Hi - I am looking to add a t-track to my cross cut sledge. However, when looking i can buy a mitre slot and t-track slot (UKJ stuff). I can't see the difference between these as the dimensions are the same.


----------



## galleywood (4 Sep 2017)

I think you will find that although the external dimensions are the same, the internal ones and the form are not.
The mitre track is for dropping in the tongue of the mitre gauge whilst the T track is for retaining and allowing a bolt head to slide along it.


----------



## ed-fish (2 Dec 2017)

Thanks for the clarification. Most helpful


----------



## sunnybob (2 Dec 2017)

I have both T track and mitre track on my router table.
I've just checked axminsters site and there appears to be a screw up on their pages. 
The mitre track I have uses angled sides. The T track uses a straight sided slot.
The web site pages have that reversed.
I'll e mail my axminster contact tomorrow (oh, just realised thats sunday, might not get a reply till monday).
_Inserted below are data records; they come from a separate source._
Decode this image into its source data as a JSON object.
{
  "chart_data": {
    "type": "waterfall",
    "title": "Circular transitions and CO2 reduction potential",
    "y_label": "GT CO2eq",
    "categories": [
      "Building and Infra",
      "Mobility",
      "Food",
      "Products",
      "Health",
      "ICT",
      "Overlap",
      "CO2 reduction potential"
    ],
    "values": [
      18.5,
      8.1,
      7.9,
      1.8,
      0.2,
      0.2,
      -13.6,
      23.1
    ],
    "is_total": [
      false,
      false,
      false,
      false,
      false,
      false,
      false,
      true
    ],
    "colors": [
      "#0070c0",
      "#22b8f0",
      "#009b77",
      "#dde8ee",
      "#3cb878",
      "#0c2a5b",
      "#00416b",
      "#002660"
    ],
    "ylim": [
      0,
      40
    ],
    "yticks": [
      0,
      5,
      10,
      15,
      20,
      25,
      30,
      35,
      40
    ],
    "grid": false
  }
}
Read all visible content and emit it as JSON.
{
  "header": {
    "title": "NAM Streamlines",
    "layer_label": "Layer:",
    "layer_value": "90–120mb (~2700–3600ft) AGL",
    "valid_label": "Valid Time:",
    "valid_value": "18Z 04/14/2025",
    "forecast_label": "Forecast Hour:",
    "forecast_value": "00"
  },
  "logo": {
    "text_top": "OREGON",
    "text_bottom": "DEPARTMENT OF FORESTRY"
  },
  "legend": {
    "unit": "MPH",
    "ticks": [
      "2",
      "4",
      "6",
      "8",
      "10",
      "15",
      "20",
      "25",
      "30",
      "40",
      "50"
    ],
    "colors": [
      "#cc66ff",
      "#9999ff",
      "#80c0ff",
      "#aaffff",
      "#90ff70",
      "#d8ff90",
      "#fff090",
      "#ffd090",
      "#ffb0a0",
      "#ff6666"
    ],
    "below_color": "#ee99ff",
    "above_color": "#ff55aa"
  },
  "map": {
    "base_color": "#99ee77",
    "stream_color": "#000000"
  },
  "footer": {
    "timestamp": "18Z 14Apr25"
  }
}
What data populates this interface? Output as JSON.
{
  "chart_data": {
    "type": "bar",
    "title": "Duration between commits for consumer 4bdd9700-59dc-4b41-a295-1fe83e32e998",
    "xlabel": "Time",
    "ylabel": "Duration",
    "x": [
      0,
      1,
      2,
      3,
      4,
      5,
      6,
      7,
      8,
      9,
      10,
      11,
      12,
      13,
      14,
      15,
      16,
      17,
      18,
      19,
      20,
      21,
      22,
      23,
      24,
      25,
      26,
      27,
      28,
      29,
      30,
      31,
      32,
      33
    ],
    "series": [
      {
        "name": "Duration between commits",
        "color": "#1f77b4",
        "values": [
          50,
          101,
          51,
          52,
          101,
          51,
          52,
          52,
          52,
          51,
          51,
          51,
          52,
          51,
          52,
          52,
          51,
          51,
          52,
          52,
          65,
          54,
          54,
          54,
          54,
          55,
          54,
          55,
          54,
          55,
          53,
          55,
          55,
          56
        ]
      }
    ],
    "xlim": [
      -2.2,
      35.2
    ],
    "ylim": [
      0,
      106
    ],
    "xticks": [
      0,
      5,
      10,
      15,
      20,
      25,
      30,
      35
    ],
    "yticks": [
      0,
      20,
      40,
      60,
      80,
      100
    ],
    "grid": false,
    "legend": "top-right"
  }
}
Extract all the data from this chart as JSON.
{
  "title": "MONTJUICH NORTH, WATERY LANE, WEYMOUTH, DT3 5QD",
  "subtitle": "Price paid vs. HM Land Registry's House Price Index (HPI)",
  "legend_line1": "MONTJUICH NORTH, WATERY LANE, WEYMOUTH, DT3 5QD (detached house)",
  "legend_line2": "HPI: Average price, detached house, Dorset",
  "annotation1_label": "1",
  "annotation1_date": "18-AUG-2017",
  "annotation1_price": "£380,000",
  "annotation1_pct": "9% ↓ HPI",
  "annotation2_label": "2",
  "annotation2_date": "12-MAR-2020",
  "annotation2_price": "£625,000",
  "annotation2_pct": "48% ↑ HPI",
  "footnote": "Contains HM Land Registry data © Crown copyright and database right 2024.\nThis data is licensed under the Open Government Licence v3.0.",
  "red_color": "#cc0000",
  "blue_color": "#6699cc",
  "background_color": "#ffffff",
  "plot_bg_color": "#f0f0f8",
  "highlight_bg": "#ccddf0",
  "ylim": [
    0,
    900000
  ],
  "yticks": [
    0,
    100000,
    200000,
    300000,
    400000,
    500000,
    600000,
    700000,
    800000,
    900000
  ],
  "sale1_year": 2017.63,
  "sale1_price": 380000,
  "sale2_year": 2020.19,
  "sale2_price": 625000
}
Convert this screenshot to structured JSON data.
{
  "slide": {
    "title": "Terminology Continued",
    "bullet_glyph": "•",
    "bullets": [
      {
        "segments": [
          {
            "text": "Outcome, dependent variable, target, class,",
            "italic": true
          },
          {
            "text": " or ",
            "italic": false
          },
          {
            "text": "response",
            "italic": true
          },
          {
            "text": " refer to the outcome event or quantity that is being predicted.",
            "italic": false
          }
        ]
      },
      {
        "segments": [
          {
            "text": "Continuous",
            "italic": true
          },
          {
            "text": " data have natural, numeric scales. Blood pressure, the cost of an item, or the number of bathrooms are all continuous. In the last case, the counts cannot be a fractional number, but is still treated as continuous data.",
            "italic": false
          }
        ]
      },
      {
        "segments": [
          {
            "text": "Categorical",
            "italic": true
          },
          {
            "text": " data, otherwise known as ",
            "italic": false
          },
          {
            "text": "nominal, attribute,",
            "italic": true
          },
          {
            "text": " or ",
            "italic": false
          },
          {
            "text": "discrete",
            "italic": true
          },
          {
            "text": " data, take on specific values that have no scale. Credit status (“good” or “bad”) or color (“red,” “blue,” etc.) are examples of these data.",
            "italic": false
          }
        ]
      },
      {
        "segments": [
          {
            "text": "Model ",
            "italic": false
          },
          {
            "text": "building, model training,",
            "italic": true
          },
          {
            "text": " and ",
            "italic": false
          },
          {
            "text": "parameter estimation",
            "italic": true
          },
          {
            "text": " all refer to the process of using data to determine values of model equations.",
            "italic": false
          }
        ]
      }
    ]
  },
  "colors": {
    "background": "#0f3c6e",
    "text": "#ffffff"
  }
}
Meanwhile, I would advise against buying untill the query is answered.


----------



## sunnybob (3 Dec 2017)

I've sent a query regarding the web pages, but in the meantime, I have found these links that correspond to the tracking that I have.
This is the straight sided T track;
http://www.axminster.co.uk/ujk-technolo ... k-ax889077

This is the dovetailed mitre track that I have;
http://www.axminster.co.uk/ujk-technolo ... ack-502713

There is also a T track with tapered sides;
http://www.axminster.co.uk/ujk-technolo ... ack-502712
which might be causing some confusion.


----------